John Bil pointed out that flavor is more important that “local” eating to most people and that frozen food has a weird perception by the public. I agree with these points wholeheartedly. Indeed, I made a statement to the dais group of how flavor is what restaurant patrons are looking for and to that end, there are some obstacles to ordering “trash fish” or “bi-catch”. When people go out, every occasion is not “fancy”. Not every place you go to has fresh fish. Unfortunately, menus with more descriptive copy are currently out of fashion — which I decry! Restaurant chefs don’t usually grill up an unfamiliar fish for “family dinner” before service for the servers to taste the obscure protein. (Cheaper dinners are the norm.) So, what can be done to let the buyer know what he’s getting? My observations were met with stony silence. A few minutes later, I heard a chef mutter that he didn’t have to tell people what a fish tasted like. It was disheartening.

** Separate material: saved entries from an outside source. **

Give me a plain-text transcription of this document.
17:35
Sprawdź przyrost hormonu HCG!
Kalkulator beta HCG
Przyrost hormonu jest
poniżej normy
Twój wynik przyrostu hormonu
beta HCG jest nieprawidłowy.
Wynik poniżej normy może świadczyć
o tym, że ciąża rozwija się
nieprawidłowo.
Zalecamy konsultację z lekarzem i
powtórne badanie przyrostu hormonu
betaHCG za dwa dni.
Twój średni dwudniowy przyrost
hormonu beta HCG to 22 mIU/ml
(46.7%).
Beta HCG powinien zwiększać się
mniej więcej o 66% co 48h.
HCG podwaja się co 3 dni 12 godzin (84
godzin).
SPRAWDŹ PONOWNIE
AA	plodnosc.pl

There were also disagreements between those on the panel with MSC (Marine Steward Council) certification. It’s kind of like organic certification: there are a lot of politics involved and the evaluation points don’t cover all the things with which a consumer should be concerned. One grocer proclaimed that he “won’t let an organization tell (him) what he can and can’t sell.” He was eager to sell heritage fish.
No Canadian fish gets fed hormones, so that’s something to keep in mind! The panel noted that the US doesn’t have the standards in place yet to have organic fish.

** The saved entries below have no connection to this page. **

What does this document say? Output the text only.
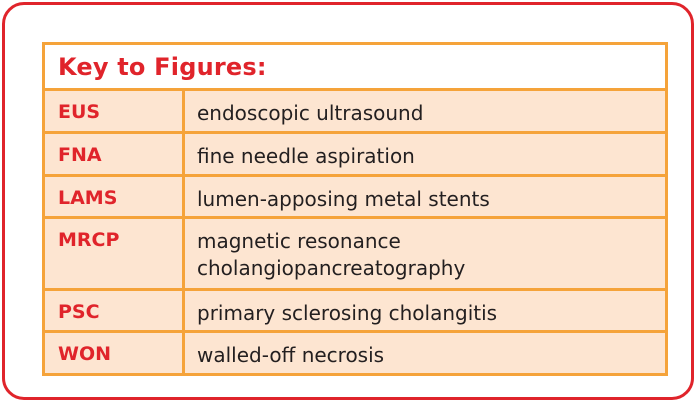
Key to Figures:
EUS	endoscopic ultrasound
FNA	fine needle aspiration
LAMS	lumen-apposing metal stents
MRCP	magnetic resonance cholangiopancreatography
PSC	primary sclerosing cholangitis
WON	walled-off necrosis
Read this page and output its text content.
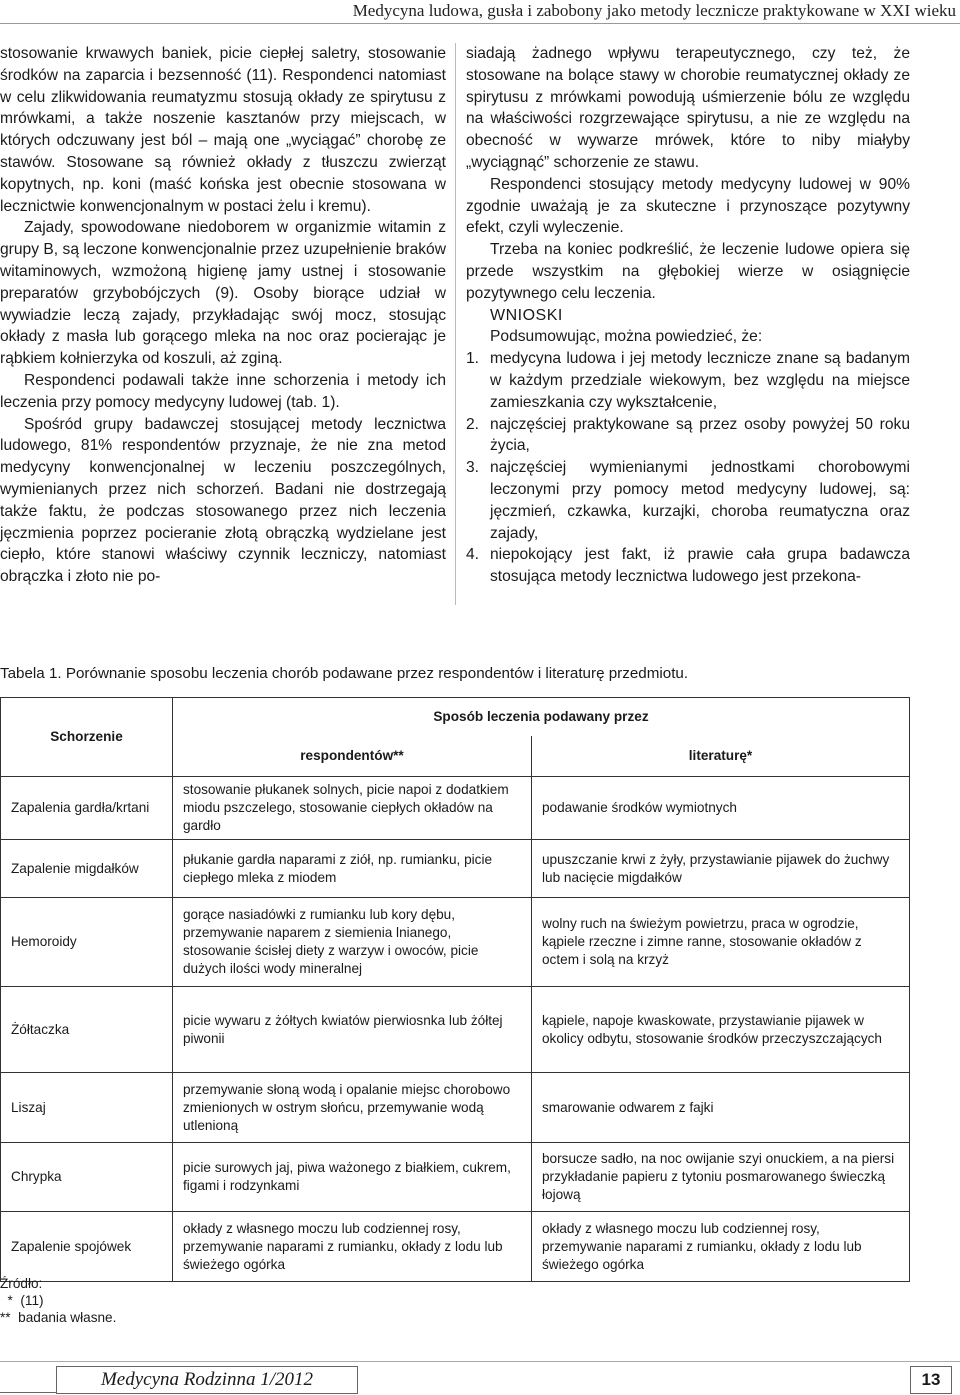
Medycyna ludowa, gusła i zabobony jako metody lecznicze praktykowane w XXI wieku

stosowanie krwawych baniek, picie ciepłej saletry, stosowanie środków na zaparcia i bezsenność (11). Respondenci natomiast w celu zlikwidowania reumatyzmu stosują okłady ze spirytusu z mrówkami, a także noszenie kasztanów przy miejscach, w których odczuwany jest ból – mają one „wyciągać” chorobę ze stawów. Stosowane są również okłady z tłuszczu zwierząt kopytnych, np. koni (maść końska jest obecnie stosowana w lecznictwie konwencjonalnym w postaci żelu i kremu).

Zajady, spowodowane niedoborem w organizmie witamin z grupy B, są leczone konwencjonalnie przez uzupełnienie braków witaminowych, wzmożoną higienę jamy ustnej i stosowanie preparatów grzybobójczych (9). Osoby biorące udział w wywiadzie leczą zajady, przykładając swój mocz, stosując okłady z masła lub gorącego mleka na noc oraz pocierając je rąbkiem kołnierzyka od koszuli, aż zginą.

Respondenci podawali także inne schorzenia i metody ich leczenia przy pomocy medycyny ludowej (tab. 1).

Spośród grupy badawczej stosującej metody lecznictwa ludowego, 81% respondentów przyznaje, że nie zna metod medycyny konwencjonalnej w leczeniu poszczególnych, wymienianych przez nich schorzeń. Badani nie dostrzegają także faktu, że podczas stosowanego przez nich leczenia jęczmienia poprzez pocieranie złotą obrączką wydzielane jest ciepło, które stanowi właściwy czynnik leczniczy, natomiast obrączka i złoto nie po-

siadają żadnego wpływu terapeutycznego, czy też, że stosowane na bolące stawy w chorobie reumatycznej okłady ze spirytusu z mrówkami powodują uśmierzenie bólu ze względu na właściwości rozgrzewające spirytusu, a nie ze względu na obecność w wywarze mrówek, które to niby miałyby „wyciągnąć” schorzenie ze stawu.

Respondenci stosujący metody medycyny ludowej w 90% zgodnie uważają je za skuteczne i przynoszące pozytywny efekt, czyli wyleczenie.

Trzeba na koniec podkreślić, że leczenie ludowe opiera się przede wszystkim na głębokiej wierze w osiągnięcie pozytywnego celu leczenia.

WNIOSKI

Podsumowując, można powiedzieć, że:

1. medycyna ludowa i jej metody lecznicze znane są badanym w każdym przedziale wiekowym, bez względu na miejsce zamieszkania czy wykształcenie,
2. najczęściej praktykowane są przez osoby powyżej 50 roku życia,
3. najczęściej wymienianymi jednostkami chorobowymi leczonymi przy pomocy metod medycyny ludowej, są: jęczmień, czkawka, kurzajki, choroba reumatyczna oraz zajady,
4. niepokojący jest fakt, iż prawie cała grupa badawcza stosująca metody lecznictwa ludowego jest przekona-
Tabela 1. Porównanie sposobu leczenia chorób podawane przez respondentów i literaturę przedmiotu.
Schorzenie	Sposób leczenia podawany przez	
	respondentów**	literaturę*
Zapalenia gardła/krtani	stosowanie płukanek solnych, picie napoi z dodatkiem miodu pszczelego, stosowanie ciepłych okładów na gardło	podawanie środków wymiotnych
Zapalenie migdałków	płukanie gardła naparami z ziół, np. rumianku, picie ciepłego mleka z miodem	upuszczanie krwi z żyły, przystawianie pijawek do żuchwy lub nacięcie migdałków
Hemoroidy	gorące nasiadówki z rumianku lub kory dębu, przemywanie naparem z siemienia lnianego, stosowanie ścisłej diety z warzyw i owoców, picie dużych ilości wody mineralnej	wolny ruch na świeżym powietrzu, praca w ogrodzie, kąpiele rzeczne i zimne ranne, stosowanie okładów z octem i solą na krzyż
Żółtaczka	picie wywaru z żółtych kwiatów pierwiosnka lub żółtej piwonii	kąpiele, napoje kwaskowate, przystawianie pijawek w okolicy odbytu, stosowanie środków przeczyszczających
Liszaj	przemywanie słoną wodą i opalanie miejsc chorobowo zmienionych w ostrym słońcu, przemywanie wodą utlenioną	smarowanie odwarem z fajki
Chrypka	picie surowych jaj, piwa ważonego z białkiem, cukrem, figami i rodzynkami	borsucze sadło, na noc owijanie szyi onuckiem, a na piersi przykładanie papieru z tytoniu posmarowanego świeczką łojową
Zapalenie spojówek	okłady z własnego moczu lub codziennej rosy, przemywanie naparami z rumianku, okłady z lodu lub świeżego ogórka	okłady z własnego moczu lub codziennej rosy, przemywanie naparami z rumianku, okłady z lodu lub świeżego ogórka
Źródło:
*  (11)
**  badania własne.
Medycyna Rodzinna 1/2012	13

Several of the panelists righteously proclaimed that we the consumers need to be willing to spend 3 times as much on our food to support fishermen and farmers, which I’d say was tone-deaf. People struggle to put food on the table for their families! It’s not that they don’t want to eat well, but a box of something starchy is cheaper and more filling than some delicate fish that has to be handled with expertise. The panelists were firm in wanting to convey to the public, “stop asking for bargains”.
There was a sudden moratorium on cod fishing in Canada beginning in 1992. Before, the price per pound was ridiculously low when cod was plentiful, but then it got over-fished too quickly for stock to replenish. The thought with the moratorium was that the cod would come back to the teeming numbers that brought Europeans over to North America starting 1,000 years ago with the Vikings. It didn’t happen.

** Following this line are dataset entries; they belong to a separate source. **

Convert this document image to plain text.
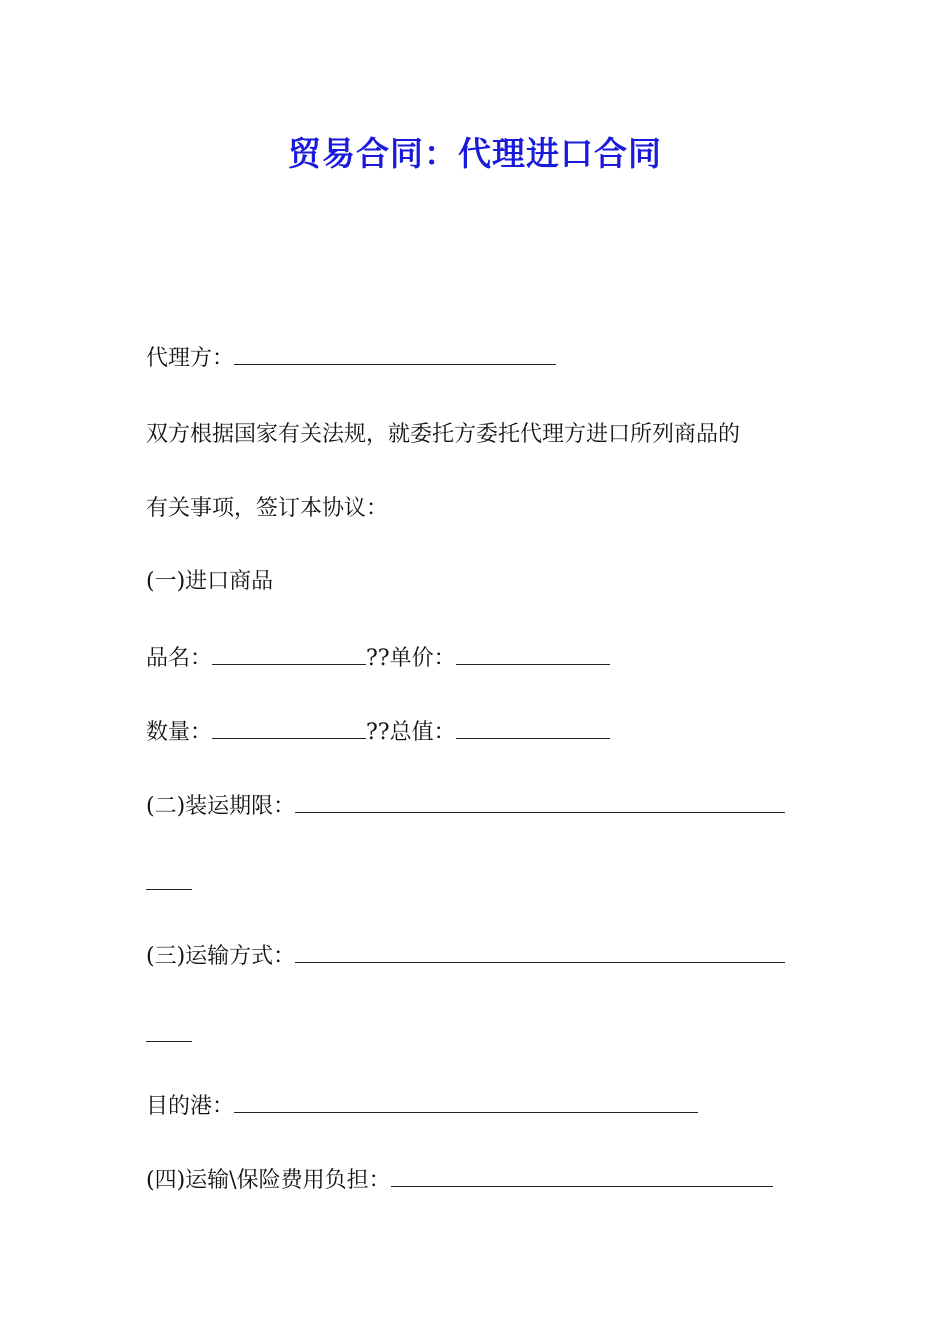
贸易合同：代理进口合同
代理方：
双方根据国家有关法规，就委托方委托代理方进口所列商品的
有关事项，签订本协议：
(一)进口商品
品名：	??单价：
数量：	??总值：
(二)装运期限：
(三)运输方式：
目的港：
(四)运输\保险费用负担：
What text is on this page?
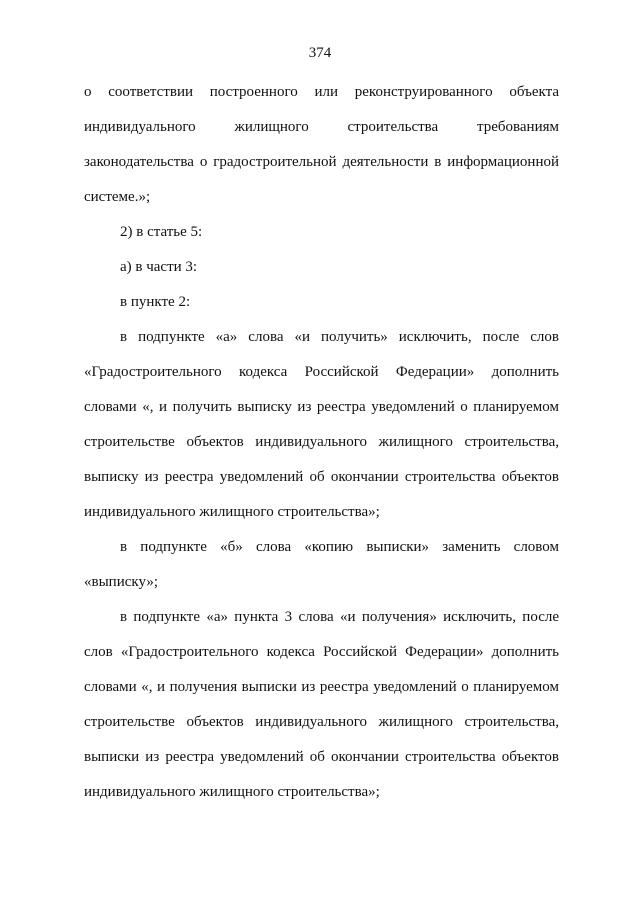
374
о соответствии построенного или реконструированного объекта
индивидуального жилищного строительства требованиям
законодательства о градостроительной деятельности в информационной
системе.»;
2) в статье 5:
а) в части 3:
в пункте 2:
в подпункте «а» слова «и получить» исключить, после слов
«Градостроительного кодекса Российской Федерации» дополнить
словами «, и получить выписку из реестра уведомлений о планируемом
строительстве объектов индивидуального жилищного строительства,
выписку из реестра уведомлений об окончании строительства объектов
индивидуального жилищного строительства»;
в подпункте «б» слова «копию выписки» заменить словом
«выписку»;
в подпункте «а» пункта 3 слова «и получения» исключить, после
слов «Градостроительного кодекса Российской Федерации» дополнить
словами «, и получения выписки из реестра уведомлений о планируемом
строительстве объектов индивидуального жилищного строительства,
выписки из реестра уведомлений об окончании строительства объектов
индивидуального жилищного строительства»;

Every fishing boat on the water equals 10 jobs in a community.
Each Canadian province has regulatory power over processing.
There are lots of not-good infrastructure at the points of harvest in Canada to get produce and fish to local restaurants, partly due to distribution policy and costs. Also, labor costs can be high. As a result, fishermen routinely send fresh fish to Asia to be processed and sent back. Even if labor costs came down, there’s the question if the roads would allow quick, local processing and distribution.
There is lots of seafood fraud in the market. Traceability is key.
Journalist Marie Claude Lortie had been a poli sci major, just as I was in college. She, too, got into food writing. When one time she had to review a “hip, young” seafood restaurant, the experience jolted her. The restaurant was serving lots of endangered fish and the servers had no idea where the fish came from. Her review was withering. The chef retaliated with nasty t-shirts featuring her picture. She declared that she “does not want to leave (her) brain at the door.” She wittily remarked, “What, do they want me to write reviews of restaurants serving white tiger, panda and say, ‘Mmm . . . chewy!’?”
North Americans eat 2/3 of their fish outside the home. Chefs on the dais were wondering why, musing that perhaps it’s because fish are stinky. I say that even with the common advice of looking for clear eyes, gills, a non-fishy smell, etc., it’s hard for people to pick out a good fish. Also, there’s no wiggle room for shopping and eating: unlike beef, if you get invited out that night, goodbye Mr. Fishy.